What Willow Says, by Lynn Buckle, tells the story of an artist grandmother and her hearing impaired granddaughter as they learn to communicate, aided by a mutual appreciation of nature. The granddaughter can lip read and grows increasingly adept at using sign language. The grandmother is doing her best to learn this latter skill. Their conversations mostly rely on a more primal understanding, on observation and resonance.
The story opens during a hot spell in summer. The girl wishes to play with other children in the neighbourhood. Some accept her, many do not. She is not averse to turning her deafness to advantage when opportunity arises. The grandmother admires her audacity. When alone the pair walk their locality as the seasons progress, seeking out untamed areas and sharing stories of time and place. Set in Ireland, these include many myths and legends – of flora, fauna, and the people they represent.
The child has a metal detector, the grandmother an art project she wishes to complete – ‘A Compendium of Native & Non-Native Trees of Ireland’, illustrations rather than a field guide. They collect their treasures on planned excursions. The child asks what sounds different trees make.
“All those years studying their structures, weights, and textures while missing their inherent languages. I do not know what the breeze brings through them or how their sounds differ”
The grandmother has known loss and is now eager to appreciate the unique abilities of her young charge, however much authorities may wish her to adapt herself to a prescribed ‘normality’. Medical professionals do not appear to understand that cochlear implants may provide improved hearing, but that the granddaughter would lose the world she now happily inhabits.
“Sometimes there is no one so deaf as a hearing person”

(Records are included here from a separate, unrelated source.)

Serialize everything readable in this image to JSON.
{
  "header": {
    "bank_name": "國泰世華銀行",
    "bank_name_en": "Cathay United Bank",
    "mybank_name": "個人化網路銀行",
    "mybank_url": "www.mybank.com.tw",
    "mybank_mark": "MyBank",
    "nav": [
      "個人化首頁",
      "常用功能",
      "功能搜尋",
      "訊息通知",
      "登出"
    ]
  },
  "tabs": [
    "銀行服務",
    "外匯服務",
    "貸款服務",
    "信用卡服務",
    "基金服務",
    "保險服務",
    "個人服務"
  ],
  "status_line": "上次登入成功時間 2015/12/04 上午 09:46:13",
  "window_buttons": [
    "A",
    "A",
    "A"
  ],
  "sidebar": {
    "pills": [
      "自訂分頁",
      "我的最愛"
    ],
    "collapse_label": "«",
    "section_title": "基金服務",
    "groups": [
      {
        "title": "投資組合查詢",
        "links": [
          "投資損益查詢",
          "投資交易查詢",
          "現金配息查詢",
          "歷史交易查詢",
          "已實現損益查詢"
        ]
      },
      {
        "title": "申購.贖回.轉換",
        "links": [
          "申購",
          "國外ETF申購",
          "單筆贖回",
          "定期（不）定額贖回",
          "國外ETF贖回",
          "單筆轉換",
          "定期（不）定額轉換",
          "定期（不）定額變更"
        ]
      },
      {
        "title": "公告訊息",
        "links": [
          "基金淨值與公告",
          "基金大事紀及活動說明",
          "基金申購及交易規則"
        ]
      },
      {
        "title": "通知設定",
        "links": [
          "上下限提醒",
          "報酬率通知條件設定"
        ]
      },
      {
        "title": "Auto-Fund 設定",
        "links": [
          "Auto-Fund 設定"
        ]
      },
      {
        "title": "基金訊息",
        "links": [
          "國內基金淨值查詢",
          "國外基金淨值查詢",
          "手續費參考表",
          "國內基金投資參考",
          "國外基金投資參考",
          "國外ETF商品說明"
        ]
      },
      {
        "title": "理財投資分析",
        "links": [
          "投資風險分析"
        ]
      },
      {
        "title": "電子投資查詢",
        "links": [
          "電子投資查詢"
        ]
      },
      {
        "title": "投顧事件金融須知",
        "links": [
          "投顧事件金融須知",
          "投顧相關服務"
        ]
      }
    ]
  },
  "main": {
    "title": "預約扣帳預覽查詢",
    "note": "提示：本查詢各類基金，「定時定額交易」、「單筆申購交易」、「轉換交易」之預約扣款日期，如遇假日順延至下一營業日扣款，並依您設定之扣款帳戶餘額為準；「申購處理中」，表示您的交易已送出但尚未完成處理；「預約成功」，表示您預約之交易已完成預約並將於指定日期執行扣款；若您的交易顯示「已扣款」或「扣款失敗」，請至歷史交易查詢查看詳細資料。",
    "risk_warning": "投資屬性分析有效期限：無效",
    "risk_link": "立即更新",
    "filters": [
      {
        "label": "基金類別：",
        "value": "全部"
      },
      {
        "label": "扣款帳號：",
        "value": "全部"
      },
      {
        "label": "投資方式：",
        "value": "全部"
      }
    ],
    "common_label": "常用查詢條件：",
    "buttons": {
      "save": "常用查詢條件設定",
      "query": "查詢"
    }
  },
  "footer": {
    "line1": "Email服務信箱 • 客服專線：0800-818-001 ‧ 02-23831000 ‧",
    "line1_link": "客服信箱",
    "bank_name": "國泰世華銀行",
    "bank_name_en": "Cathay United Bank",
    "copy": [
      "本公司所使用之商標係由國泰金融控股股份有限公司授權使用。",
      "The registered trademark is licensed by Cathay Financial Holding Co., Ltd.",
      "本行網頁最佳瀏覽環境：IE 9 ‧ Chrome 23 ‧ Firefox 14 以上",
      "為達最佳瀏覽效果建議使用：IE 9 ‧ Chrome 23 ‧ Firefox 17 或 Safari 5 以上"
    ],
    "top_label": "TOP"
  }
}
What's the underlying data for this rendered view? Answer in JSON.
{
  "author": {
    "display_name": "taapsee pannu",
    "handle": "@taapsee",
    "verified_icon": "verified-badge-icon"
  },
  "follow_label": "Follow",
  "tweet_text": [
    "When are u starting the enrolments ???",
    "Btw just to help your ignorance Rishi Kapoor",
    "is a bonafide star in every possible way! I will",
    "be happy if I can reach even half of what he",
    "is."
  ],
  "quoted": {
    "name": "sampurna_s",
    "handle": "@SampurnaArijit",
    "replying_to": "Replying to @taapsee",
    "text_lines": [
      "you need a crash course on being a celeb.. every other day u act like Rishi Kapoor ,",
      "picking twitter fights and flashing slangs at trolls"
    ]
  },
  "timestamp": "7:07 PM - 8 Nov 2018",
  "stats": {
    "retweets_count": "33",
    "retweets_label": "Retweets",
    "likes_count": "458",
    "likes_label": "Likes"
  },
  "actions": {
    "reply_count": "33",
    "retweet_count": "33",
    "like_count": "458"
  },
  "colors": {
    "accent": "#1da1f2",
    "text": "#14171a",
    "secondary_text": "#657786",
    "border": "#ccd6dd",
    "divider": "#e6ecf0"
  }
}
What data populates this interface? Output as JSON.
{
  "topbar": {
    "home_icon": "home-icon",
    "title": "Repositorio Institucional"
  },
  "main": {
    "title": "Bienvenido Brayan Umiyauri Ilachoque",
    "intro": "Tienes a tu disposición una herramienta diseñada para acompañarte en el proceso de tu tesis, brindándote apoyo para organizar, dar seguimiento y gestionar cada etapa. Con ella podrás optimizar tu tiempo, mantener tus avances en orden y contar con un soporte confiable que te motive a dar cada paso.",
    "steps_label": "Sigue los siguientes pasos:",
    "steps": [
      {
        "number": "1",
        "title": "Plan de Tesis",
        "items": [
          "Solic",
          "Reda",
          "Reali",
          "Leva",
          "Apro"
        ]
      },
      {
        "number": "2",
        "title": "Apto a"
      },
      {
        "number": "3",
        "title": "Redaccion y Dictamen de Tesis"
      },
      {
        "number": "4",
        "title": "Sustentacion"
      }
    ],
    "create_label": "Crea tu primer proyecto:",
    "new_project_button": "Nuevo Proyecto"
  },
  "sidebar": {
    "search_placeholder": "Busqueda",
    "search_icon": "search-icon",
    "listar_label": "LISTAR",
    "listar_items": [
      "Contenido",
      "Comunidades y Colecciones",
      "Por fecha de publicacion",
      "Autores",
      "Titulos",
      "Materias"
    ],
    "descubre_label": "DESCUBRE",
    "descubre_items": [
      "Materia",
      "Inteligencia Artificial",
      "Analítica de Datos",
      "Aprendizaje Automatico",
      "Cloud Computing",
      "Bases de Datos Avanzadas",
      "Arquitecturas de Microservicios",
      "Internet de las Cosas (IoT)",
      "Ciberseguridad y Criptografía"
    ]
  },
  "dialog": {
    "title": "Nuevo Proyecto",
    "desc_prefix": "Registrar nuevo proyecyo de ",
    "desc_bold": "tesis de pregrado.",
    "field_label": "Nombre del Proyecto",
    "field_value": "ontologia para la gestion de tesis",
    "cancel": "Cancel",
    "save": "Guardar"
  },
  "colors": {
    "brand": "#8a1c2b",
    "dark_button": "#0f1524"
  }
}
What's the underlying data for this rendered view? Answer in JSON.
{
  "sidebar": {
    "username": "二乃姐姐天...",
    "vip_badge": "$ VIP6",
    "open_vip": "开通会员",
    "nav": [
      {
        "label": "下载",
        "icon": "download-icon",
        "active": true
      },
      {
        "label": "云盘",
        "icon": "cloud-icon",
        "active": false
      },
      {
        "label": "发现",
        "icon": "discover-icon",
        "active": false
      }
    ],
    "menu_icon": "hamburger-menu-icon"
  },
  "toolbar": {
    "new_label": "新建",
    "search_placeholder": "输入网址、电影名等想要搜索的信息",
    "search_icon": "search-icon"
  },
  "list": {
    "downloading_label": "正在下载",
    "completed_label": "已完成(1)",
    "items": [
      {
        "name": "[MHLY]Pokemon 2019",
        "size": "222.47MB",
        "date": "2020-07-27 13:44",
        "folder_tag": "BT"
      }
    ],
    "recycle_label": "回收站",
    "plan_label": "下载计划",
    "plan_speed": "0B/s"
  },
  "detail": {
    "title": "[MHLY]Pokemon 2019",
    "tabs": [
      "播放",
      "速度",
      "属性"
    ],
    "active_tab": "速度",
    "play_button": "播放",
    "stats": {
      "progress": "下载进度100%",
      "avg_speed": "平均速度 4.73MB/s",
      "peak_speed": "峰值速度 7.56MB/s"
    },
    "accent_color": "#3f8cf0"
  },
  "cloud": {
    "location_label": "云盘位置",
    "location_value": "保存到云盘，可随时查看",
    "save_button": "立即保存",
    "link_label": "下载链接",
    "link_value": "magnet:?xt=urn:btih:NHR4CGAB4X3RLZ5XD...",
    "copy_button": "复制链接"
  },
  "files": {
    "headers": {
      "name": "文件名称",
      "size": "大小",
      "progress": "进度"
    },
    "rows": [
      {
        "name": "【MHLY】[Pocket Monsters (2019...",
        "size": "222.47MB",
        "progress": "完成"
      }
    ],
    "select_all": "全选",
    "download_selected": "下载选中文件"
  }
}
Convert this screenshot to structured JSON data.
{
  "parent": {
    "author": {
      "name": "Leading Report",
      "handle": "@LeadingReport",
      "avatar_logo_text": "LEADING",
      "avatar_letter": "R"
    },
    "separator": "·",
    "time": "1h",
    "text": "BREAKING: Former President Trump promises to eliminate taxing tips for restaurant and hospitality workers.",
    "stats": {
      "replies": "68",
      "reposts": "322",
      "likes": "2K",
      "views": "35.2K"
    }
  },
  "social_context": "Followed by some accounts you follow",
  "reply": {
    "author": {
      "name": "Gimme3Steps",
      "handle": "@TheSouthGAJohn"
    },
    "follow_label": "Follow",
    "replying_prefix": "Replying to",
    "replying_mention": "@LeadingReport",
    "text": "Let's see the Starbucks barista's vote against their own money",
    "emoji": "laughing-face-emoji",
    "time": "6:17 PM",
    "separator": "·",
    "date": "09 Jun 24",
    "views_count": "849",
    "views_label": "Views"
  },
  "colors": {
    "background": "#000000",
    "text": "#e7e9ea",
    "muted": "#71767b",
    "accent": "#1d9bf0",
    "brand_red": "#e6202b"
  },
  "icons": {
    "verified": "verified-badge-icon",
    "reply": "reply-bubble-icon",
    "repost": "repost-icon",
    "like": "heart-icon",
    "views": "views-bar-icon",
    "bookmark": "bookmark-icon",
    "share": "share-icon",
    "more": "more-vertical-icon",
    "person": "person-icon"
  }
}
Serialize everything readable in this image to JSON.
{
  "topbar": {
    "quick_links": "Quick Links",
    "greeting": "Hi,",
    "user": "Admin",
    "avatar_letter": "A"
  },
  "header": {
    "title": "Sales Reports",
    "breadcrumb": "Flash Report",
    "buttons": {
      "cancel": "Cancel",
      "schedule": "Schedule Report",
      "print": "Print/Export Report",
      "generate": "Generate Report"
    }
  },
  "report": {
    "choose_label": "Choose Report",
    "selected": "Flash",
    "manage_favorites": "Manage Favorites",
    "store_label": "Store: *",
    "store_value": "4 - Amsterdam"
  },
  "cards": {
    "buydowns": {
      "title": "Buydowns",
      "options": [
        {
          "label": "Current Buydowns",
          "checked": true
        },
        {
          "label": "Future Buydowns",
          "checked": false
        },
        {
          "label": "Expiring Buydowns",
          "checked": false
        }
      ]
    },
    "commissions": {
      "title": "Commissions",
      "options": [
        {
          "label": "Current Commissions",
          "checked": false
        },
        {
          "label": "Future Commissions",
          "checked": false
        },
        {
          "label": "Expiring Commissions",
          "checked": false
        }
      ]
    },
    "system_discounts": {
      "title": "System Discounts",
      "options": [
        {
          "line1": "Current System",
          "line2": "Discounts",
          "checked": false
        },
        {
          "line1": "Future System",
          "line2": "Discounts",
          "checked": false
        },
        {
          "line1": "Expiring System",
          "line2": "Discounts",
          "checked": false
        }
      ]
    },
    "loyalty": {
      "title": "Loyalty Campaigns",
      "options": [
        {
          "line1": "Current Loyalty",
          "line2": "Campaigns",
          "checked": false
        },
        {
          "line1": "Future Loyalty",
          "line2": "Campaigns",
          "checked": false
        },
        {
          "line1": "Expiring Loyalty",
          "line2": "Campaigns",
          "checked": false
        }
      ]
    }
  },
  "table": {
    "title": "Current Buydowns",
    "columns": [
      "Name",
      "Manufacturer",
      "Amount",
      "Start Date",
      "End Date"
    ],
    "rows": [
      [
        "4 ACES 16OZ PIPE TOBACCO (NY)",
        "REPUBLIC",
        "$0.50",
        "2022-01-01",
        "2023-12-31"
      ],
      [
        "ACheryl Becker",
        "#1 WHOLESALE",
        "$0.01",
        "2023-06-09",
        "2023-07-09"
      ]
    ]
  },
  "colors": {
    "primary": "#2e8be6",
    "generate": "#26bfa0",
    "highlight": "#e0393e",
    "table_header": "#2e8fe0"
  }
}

As the year progresses it is not just the child’s health care that unsettles. The grandmother receives a diagnosis that will be life changing for them both.
These bones of a story make for interesting and engaging reading but what raises the book to something special is the use of language, the evocation of the spirits inhabiting what some may regard as untidy spaces. There is both lyricism and the lightness of a dancer in the prose – what those who understand the discipline, as it interprets musical accompaniment, recognise as poise and strength to limn feeling and beauty. In music, the silences are as important as notes played.
Grandmother and granddaughter stand beneath tree canopies listening – to the leaves and branches, to the unseen root system that joins trees together. When felled, these roots remain to nourish new growth. It is a fitting comparison to the love and learning the elderly can offer a younger generation.
Although there is much beauty in the metaphors evoked, the author does not shy away from difficulties faced by the deaf community as they navigate a hearing world reluctant to pay attention. Neither does she avoid the subject of death – the lasting sense of loss, how those remaining must adapt to change.
In pulling these themes together amongst the imagery of trees, what seem human tragedies are granted perspective. The family story told is one of support and tenderness. The wider tale provides food for the soul that left this reader sated.
My copy of this book was provided gratis by the publisher, époque press.